Friday, November 18, 2011

Boys

Lans, this all still feels like a dream. We feel like we are just waiting for you to come home from work or the hospital. How is it you are not here with us? You are so loved and needed.

We worked out a schedule with the boys. I will get them Monday and Wednesday, Ben and your mom will each take a Tuesday or Thursday and they will be with Jaimee on Friday. I told you the Monday before you passed that we would take care of them and love them. .. and we will forever.

Being with them brings both tremendous joy and ache. Andrew is your spitting image. Matthew has your smile and energy. They are so perfect and they keep us busy :). I see so much of you in them and it feels nice to have a piece of you with us on earth, but oh it is so tragic they won't get to feel your arms around them and know first hand how beautiful your laugh is. Ben said aching, "They had the best mommy."

They came to my Jacob's birthday party on Saturday. .

I had the boys when your mom called me to tell me you passed. Matthew was on a scooter at the time and zoomed past me while I sobbed and said, "Weeeeeeeeeee."
We had spagetti so we stripped them. You loved their little bodies.


Thursday, November 17, 2011

Little Gem

Look what I rediscovered. . http://beilana.blogspot.com/ , your old abandoned blog. What a treasure. We miss you so terribly.

Wednesday, November 16, 2011

These girls have heart: Fundraiser

Lans one of my sweetest memories with you was at Hospice. Just days after your coworkers had the car wash fundraiser for you. I stopped by and showed you the pictures on my camera. I said to you, "This is the good side of cancer where you feel a tremendous outpouring of love. . not just the stuff that makes you sad and mad." As I thumbed through the pictures you sobbed silently (as your vocal cords were no longer functioning). I rested my head on yours and we cried together. It was the one time you allowed me to cry. . . out of gratitude.

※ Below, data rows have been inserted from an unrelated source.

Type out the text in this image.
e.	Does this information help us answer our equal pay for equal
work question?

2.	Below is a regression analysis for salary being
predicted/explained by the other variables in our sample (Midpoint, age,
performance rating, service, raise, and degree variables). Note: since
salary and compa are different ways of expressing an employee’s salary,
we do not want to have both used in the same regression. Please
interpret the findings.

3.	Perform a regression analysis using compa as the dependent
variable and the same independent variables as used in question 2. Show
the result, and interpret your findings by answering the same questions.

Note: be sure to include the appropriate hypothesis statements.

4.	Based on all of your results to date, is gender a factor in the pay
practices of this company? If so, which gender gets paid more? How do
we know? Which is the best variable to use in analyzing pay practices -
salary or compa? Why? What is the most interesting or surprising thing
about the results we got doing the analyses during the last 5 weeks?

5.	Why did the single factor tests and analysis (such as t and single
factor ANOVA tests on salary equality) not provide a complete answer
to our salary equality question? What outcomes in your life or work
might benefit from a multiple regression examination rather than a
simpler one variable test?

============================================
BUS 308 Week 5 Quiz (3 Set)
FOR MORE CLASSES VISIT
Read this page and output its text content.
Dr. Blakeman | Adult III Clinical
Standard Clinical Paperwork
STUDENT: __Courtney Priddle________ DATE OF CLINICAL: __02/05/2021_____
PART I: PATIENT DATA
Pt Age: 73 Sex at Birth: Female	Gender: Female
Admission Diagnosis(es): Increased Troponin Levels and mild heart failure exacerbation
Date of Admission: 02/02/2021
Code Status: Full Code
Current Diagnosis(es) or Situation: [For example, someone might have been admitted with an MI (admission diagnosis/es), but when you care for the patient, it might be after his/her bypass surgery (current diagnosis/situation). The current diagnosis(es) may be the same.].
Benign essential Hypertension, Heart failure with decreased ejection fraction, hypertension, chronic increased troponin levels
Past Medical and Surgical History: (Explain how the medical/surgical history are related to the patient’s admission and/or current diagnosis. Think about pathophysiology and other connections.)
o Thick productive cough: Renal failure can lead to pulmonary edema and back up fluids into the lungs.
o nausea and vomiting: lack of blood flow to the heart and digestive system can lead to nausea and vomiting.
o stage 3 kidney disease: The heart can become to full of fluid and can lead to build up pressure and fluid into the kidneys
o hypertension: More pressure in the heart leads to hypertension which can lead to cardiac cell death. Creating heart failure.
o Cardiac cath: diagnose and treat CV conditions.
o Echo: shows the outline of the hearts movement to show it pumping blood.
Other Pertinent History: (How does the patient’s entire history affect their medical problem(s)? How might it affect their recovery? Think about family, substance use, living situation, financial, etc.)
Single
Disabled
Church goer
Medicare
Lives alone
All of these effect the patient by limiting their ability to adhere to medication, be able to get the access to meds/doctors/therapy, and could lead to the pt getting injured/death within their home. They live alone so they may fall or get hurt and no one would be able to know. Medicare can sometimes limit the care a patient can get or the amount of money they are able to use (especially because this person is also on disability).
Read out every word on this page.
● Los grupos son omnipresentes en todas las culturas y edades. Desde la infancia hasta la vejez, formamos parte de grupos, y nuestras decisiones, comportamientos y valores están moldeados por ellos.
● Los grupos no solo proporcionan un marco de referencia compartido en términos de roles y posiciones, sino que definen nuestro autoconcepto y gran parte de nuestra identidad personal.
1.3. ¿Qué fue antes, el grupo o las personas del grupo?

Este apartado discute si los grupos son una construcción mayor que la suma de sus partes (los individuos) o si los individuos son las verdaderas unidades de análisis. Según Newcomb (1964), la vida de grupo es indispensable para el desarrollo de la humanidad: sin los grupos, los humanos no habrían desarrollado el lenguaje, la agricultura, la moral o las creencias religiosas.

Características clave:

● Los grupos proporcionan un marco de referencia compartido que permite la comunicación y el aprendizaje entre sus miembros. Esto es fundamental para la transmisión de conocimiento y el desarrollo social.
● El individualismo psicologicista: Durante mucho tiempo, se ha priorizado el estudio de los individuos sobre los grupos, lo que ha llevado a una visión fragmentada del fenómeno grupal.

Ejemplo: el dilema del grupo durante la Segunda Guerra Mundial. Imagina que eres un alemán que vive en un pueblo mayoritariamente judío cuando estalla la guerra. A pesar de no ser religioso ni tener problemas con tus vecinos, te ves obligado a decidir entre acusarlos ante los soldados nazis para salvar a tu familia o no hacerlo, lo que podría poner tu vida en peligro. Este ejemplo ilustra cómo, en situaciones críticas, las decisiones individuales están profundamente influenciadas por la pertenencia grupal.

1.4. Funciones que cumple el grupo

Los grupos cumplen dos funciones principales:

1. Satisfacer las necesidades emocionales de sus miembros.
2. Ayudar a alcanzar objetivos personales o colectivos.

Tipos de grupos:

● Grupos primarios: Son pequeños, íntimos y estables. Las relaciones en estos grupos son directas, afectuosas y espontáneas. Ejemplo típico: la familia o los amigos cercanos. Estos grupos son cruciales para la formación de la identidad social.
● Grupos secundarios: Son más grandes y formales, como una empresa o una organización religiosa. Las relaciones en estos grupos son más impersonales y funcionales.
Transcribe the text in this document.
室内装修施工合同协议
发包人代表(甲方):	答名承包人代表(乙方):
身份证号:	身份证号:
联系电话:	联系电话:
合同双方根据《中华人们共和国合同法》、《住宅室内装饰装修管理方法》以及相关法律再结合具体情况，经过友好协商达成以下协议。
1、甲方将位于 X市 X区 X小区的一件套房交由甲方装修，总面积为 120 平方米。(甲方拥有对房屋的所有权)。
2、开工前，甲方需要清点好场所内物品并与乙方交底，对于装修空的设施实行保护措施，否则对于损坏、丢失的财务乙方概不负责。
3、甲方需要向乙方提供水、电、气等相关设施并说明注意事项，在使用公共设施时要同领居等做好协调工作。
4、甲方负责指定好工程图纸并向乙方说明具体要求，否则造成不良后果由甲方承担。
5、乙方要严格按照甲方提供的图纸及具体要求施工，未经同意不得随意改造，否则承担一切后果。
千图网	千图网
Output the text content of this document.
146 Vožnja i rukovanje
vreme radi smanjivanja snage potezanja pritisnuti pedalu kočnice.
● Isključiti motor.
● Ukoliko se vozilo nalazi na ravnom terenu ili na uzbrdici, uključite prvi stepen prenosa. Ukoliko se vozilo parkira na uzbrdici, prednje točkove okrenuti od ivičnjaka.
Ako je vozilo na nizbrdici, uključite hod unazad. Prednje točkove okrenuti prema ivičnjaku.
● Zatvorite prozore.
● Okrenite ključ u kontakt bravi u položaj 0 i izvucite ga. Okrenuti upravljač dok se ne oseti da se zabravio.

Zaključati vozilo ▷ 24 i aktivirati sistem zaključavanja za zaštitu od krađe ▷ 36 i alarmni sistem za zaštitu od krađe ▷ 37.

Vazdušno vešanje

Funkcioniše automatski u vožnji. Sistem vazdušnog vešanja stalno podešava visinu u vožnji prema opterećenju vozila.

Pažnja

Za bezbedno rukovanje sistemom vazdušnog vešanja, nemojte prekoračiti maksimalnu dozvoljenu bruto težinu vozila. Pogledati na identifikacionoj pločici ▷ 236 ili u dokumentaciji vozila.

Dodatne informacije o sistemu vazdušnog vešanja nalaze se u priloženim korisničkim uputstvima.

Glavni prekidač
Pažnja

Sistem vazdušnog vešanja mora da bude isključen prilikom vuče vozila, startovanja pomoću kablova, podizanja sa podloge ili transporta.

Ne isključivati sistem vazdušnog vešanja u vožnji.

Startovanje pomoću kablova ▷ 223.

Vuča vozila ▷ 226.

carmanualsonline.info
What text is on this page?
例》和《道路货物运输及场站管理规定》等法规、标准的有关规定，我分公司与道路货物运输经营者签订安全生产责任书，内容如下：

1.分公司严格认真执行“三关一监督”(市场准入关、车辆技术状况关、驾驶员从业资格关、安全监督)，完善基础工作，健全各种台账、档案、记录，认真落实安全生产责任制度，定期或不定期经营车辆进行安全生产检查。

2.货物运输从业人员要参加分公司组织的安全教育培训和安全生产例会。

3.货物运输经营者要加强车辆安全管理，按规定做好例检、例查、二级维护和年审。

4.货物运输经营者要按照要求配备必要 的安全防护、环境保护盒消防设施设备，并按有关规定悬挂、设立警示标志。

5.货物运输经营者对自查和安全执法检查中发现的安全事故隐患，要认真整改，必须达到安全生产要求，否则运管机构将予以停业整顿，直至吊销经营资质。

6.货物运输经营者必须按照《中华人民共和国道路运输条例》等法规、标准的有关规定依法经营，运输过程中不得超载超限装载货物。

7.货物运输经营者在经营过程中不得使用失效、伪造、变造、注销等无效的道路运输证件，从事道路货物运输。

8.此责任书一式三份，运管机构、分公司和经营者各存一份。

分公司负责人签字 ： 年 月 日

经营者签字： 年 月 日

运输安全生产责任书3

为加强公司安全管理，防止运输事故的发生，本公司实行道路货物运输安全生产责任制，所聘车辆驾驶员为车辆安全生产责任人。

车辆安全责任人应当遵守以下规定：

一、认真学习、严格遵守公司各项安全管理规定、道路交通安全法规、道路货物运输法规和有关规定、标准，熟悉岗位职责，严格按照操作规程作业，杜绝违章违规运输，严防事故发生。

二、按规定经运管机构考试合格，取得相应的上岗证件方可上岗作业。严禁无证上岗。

These nurses and doctors must have known they were helping, but I don't know if they realize to what extent. While you and Ben were better prepared financially for a trial like this than most anyone I know, cancer is expensive and your income the main support. You and Ben should have been out of money three and half months ago. It was only because of the Thunderbird staff that your continued insurance was paid, your mortgage covered, you had food in your refrigerator and that your naturapathic treatment was received. From countless PTO hours donated, to lymphoma bracelets sold, to car washes, to checks written, daycare offered, meals brought in, assistance finding a mortuary, countless visits and calls, etc. . . .this. staff. has. heart. And you felt their love so deeply.

Melanye had scheduled another garage sale fundraiser for you before you passed and at the memorial service she said she was still having it for your boys.

Garage Sale Fundraiser
Saturday, November 19, 2011
13830 W. Crocus Dr.
Surprise, AZ 85379

If you have anything to donate please call 623-214-2152

Picking Lana up. . .

Ben called me this morning and said, "I can pick Lana up today." His words reminded me of when he would pick you up from Thunderbird after work and I can just picture the two of y0u driving down the road together.

I met Ben with the boys at the mortuary to pick up your ashes. The experience was about as it might have been if you were here. . Matthew was very two and Andrew a smiley chubby almost-one-year-old:) So it was perfect. We could have used your set of hands though.
Matthew remembered the mortuary and said he wanted to go in the chapel "to wake mommy up." I am glad he remembers the viewing. I know he doesn't understand it yet, but he will have that memory locked away until he does.
For the record I was doing all sorts of crazy stuff to get those boys smiling. . fart noises, hitting myself on the head, tickles, etc. . . even Ben could not resist my charm.


Your sweetest friend Melanye got this box for you and I think it is so beautiful and perfect for your personality. Ben thought having you with him would bring him comfort, I think it will too.

Your boys. . . They are going to be okay Lans.
Then Ben drove off with you in the passenger seat. . . I hope you had a nice time together.